The Wii U may be one of the biggest flops in the long history of Nintendo products. It’s clunky gamepad was an attempt to innovate on the Wii’s success, and it’s lack of launch titles and third party support set it up for inevitable failure. For all of its faults, the Wii U did have a (small) library of top notch games that didn’t gain the mainstream success they deserved.
When Mario Kart 8’s ‘Deluxe’ port was announced for the Nintendo Switch, a confirmation that more of the Wii U’s best titles would get a second chance on the hybrid console seemed more than implied. During a surprise Nintendo Direct Mini four months ago, the ported floodgates appeared to open with word of more titles to come, including Donkey Kong Country: Tropical Freeze.

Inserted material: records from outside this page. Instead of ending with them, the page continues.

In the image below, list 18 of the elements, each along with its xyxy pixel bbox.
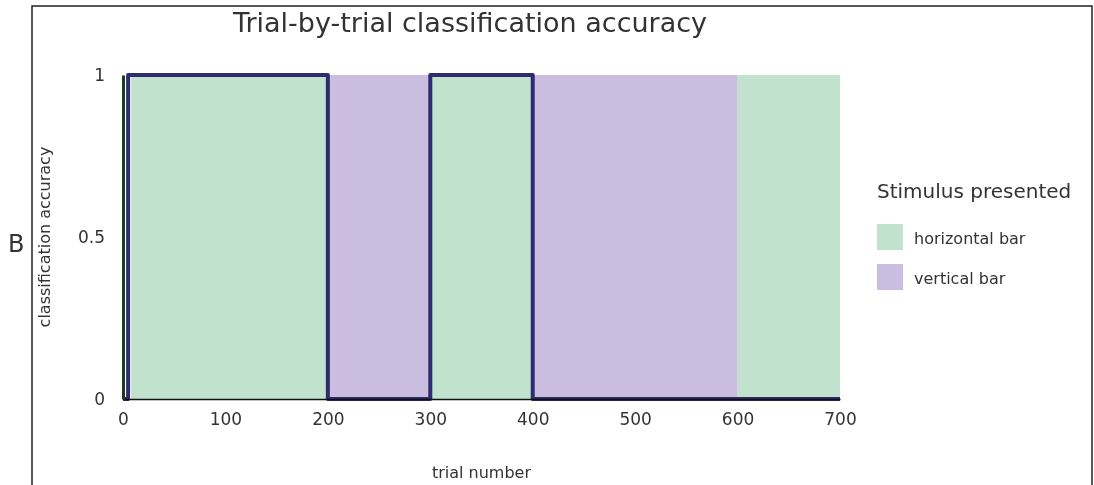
y-axis-title: classification accuracy (35, 146, 54, 328)
legend-title: Stimulus presented (877, 179, 1072, 203)
x-tick-label: 200 (312, 409, 345, 430)
x-tick-label: 500 (619, 409, 652, 430)
y-tick-label: 0 (94, 388, 105, 409)
x-tick-label: 700 (824, 409, 857, 430)
x-tick-label: 400 (516, 409, 550, 430)
y-tick-label: 1 (94, 64, 105, 85)
x-axis-title: trial number (431, 463, 532, 482)
legend-label: horizontal bar (914, 229, 1026, 248)
legend-label: vertical bar (914, 269, 1006, 288)
x-tick-label: 100 (209, 409, 243, 430)
text: B (8, 230, 25, 258)
x-tick-label: 600 (721, 409, 755, 430)
y-tick-label: 0.5 (77, 226, 105, 247)
chart-title: Trial-by-trial classification accuracy (231, 7, 708, 38)
x-tick-label: 300 (414, 409, 448, 430)
x-tick-label: 0 (118, 409, 129, 430)
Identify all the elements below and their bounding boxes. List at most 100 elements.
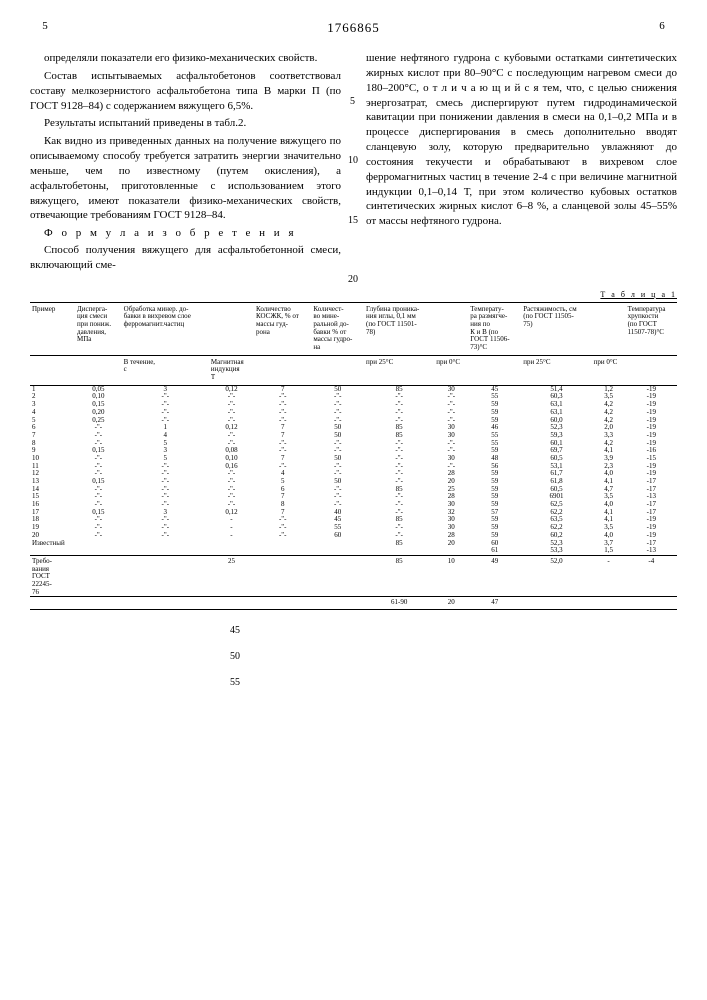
table-row: 30,15-"--"--"--"--"--"-5963,14,2-19: [30, 401, 677, 409]
table-header: ПримерДисперга-ция смесипри пониж.давлен…: [30, 302, 677, 385]
table-cell: [254, 597, 311, 610]
table-row: 15-"--"--"-7-"--"-285969013,5-13: [30, 493, 677, 501]
col-header: [592, 302, 626, 355]
table-row: 40,20-"--"--"--"--"--"-5963,14,2-19: [30, 409, 677, 417]
table-cell: [30, 597, 75, 610]
table-cell: [122, 547, 209, 555]
page-number-left: 5: [30, 20, 60, 36]
col-header: Дисперга-ция смесипри пониж.давления,МПа: [75, 302, 122, 355]
right-column: шение нефтяного гудрона с кубовыми остат…: [366, 51, 677, 276]
table-cell: 10: [434, 555, 468, 596]
table-cell: Известный: [30, 540, 75, 548]
table-cell: 2: [30, 393, 75, 401]
table-row: 6153,31,5-13: [30, 547, 677, 555]
col-subheader: [626, 355, 677, 385]
col-header: Глубина проника-ния иглы, 0,1 мм(по ГОСТ…: [364, 302, 434, 355]
table-row: 8-"-5-"--"--"--"--"-5560,14,2-19: [30, 440, 677, 448]
table-cell: [254, 555, 311, 596]
table-cell: 4: [30, 409, 75, 417]
col-subheader: [468, 355, 521, 385]
col-header: [434, 302, 468, 355]
table-caption: Т а б л и ц а 1: [30, 291, 677, 300]
table-cell: [75, 555, 122, 596]
table-row: 20-"--"---"-60-"-285960,24,0-19: [30, 532, 677, 540]
table-row: 7-"-4-"-75085305559,33,3-19: [30, 432, 677, 440]
line-number: 55: [230, 677, 677, 688]
table-row: 170,1530,12740-"-325762,24,1-17: [30, 509, 677, 517]
paragraph: шение нефтяного гудрона с кубовыми остат…: [366, 51, 677, 229]
table-cell: 49: [468, 555, 521, 596]
table-cell: 3: [30, 401, 75, 409]
col-subheader: [30, 355, 75, 385]
table-cell: 1: [30, 385, 75, 393]
text-columns: определяли показатели его физико-механич…: [30, 51, 677, 276]
col-subheader: [75, 355, 122, 385]
col-header: Растяжимость, см(по ГОСТ 11505-75): [521, 302, 591, 355]
table-cell: 53,3: [521, 547, 591, 555]
paragraph: Как видно из приведенных данных на получ…: [30, 134, 341, 223]
table-cell: [122, 540, 209, 548]
table-cell: [75, 547, 122, 555]
table-cell: [364, 547, 434, 555]
line-number: 20: [348, 273, 358, 287]
table-cell: 20: [434, 597, 468, 610]
line-number: 50: [230, 651, 677, 662]
table-row: 11-"--"-0,16-"--"--"--"-5653,12,3-19: [30, 463, 677, 471]
table-cell: 20: [434, 540, 468, 548]
table-cell: [592, 597, 626, 610]
table-row: 90,1530,08-"--"--"--"-5969,74,1-16: [30, 447, 677, 455]
col-subheader: [311, 355, 364, 385]
table-cell: 61: [468, 547, 521, 555]
table-row: 6-"-10,1275085304652,32,0-19: [30, 424, 677, 432]
table-cell: [75, 540, 122, 548]
table-cell: [311, 555, 364, 596]
table-cell: [122, 555, 209, 596]
table-cell: 1,5: [592, 547, 626, 555]
col-header: КоличествоКОСЖК, % отмассы гуд-рона: [254, 302, 311, 355]
table-row: 12-"--"--"-4-"--"-285961,74,0-19: [30, 470, 677, 478]
left-column: определяли показатели его физико-механич…: [30, 51, 341, 276]
col-subheader: при 0°С: [592, 355, 626, 385]
line-number: 45: [230, 625, 677, 636]
line-number: 5: [350, 95, 355, 109]
table-cell: -"-: [75, 532, 122, 540]
col-subheader: при 0°С: [434, 355, 468, 385]
table-cell: [626, 597, 677, 610]
formula-heading: Ф о р м у л а и з о б р е т е н и я: [30, 226, 341, 241]
data-table: ПримерДисперга-ция смесипри пониж.давлен…: [30, 302, 677, 610]
table-row: 20,10-"--"--"--"--"--"-5560,33,5-19: [30, 393, 677, 401]
table-cell: [434, 547, 468, 555]
table-cell: -: [592, 555, 626, 596]
table-cell: -"-: [254, 532, 311, 540]
table-cell: 61-90: [364, 597, 434, 610]
col-header: Количест-во мине-ральной до-бавки % отма…: [311, 302, 364, 355]
table-cell: 8: [30, 440, 75, 448]
col-subheader: МагнитнаяиндукцияТ: [209, 355, 254, 385]
table-cell: Требо-ванияГОСТ22245-76: [30, 555, 75, 596]
table-cell: [209, 540, 254, 548]
table-cell: 52,0: [521, 555, 591, 596]
paragraph: Результаты испытаний приведены в табл.2.: [30, 116, 341, 131]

Released May 4, 2018, Donkey Kong Country: Tropical Freeze feels at home on the Nintendo Switch. Though the revamped entry into the series features an additional gameplay mode starring Funky Kong and minor graphical improvements, the port doesn’t take away from the magic or painstakingly difficult levels that made the original 2014 version such fun.
DK’s New Game Mode: Funky Fresh and Totally Accessible
One thing that made the game truly rewarding (or extremely frustrating, depending on who you asked) the first time around was the harder-than-ever level design. Throughout the game, there were many times I found myself dying from ill-timed jumps, drawn out boss fights and a lack of hearts at the most inconvenient times.
The game’s new offering, Funky Mode, shows series regular Funky Kong takes the place of Donkey Kong as the main playable character. Aside from the aesthetic differences, Funky brings a totally tubular new way to play the game — one that makes the game more accessible to younger players.
Not to be outdone by any other Kong in the game, Funky features three new abilities by way of his surfboard: a double jump move, snorkel gear to swim under water indefinitely, and the ability to glide through the air (not dissimilar from Dixie Kong’s original ability in the Super Nintendo’s Donkey Kong Country 2: Diddy Kong’s Quest). Paired with a staggering five hearts (compared to the standard two), Funky Mode helps curb some of the difficulty for more casual or young players. The downside of this mode is that, while playing as Funky, you cannot bust open any barrels to gain control of Diddy, Dixie or Cranky Kong.
Funky Mode is refreshing, because it shows Nintendo’s renewed commitment to be the video game company for all types of gamers. Admittedly, after the first two worlds, I found myself switching back to the standard mode to add back the challenges I enjoyed so much when I played the original version four years ago.
Portable Peril and Play
Aside from Funky Mode, the most exciting feature of Donkey Kong Country: Tropical Freeze is the ability to take the game on the go for truly unplugged fun. It’s a common accolade for the Nintendo Switch, but the ability to play my favorite home console games wherever I want is something that still seems like such a wonder.
Though some of the game’s more challenging levels and boss fights (Fugu Face-Off, in particular) left me screaming at my screen, the convenience of playing the game while on lunch at work, outside on the porch swing, or even while watching a pot of noodles boil in the kitchen never got old (though it did garner some stares when the aforementioned screaming happened).
Clever Challenges and Seriously Tough Secrets
One thing that makes Donkey Kong Country: Tropical Freeze so entertaining is it’s ability to provide a rewarding experience for all types of gamers. If you are looking for a solid platformer with tough levels, inventive gameplay and more, DKC: TF has you covered. If you’re a completionist and want to collect all of the hidden puzzle pieces or KONG letters, the game provides you with an exceptional — although sometimes unbalanced in terms of difficulty — adventure. If you’re looking for something breezy and enjoyable to do on a Saturday afternoon, hop on Funky’s surfboard and glide through the game.
This time around, I found myself diving deep into the secrets and clearing out an entire level before moving to the next. I would spend upwards of an hour on some of the levels, trying to find the string of bananas I would need to collect in order to to trigger the appearance of a hidden puzzle piece, or bouncing on moving platforms in a race against a timer to reach my goal. Completing a world in its entirety — treasures and all — was extremely rewarding and kept my excitement for each world at an all-time high.
Donkey Kong Country: Tropical Freeze is a barrel of fun that provides enjoyment, challenges and a nostalgic whimsy that made us fall in love with Donkey Kong and company in the original Super Nintendo series. With the addition of Funky Mode, Donkey Kong’s latest adventure provides an accessible way for casual gamers to play, at home or on the go with the Nintendo Switch. The only downside about this re-release is the feeling I was left with of wanting more. Is there a new Donkey Kong on the way for the Nintendo Switch? A boy can dream.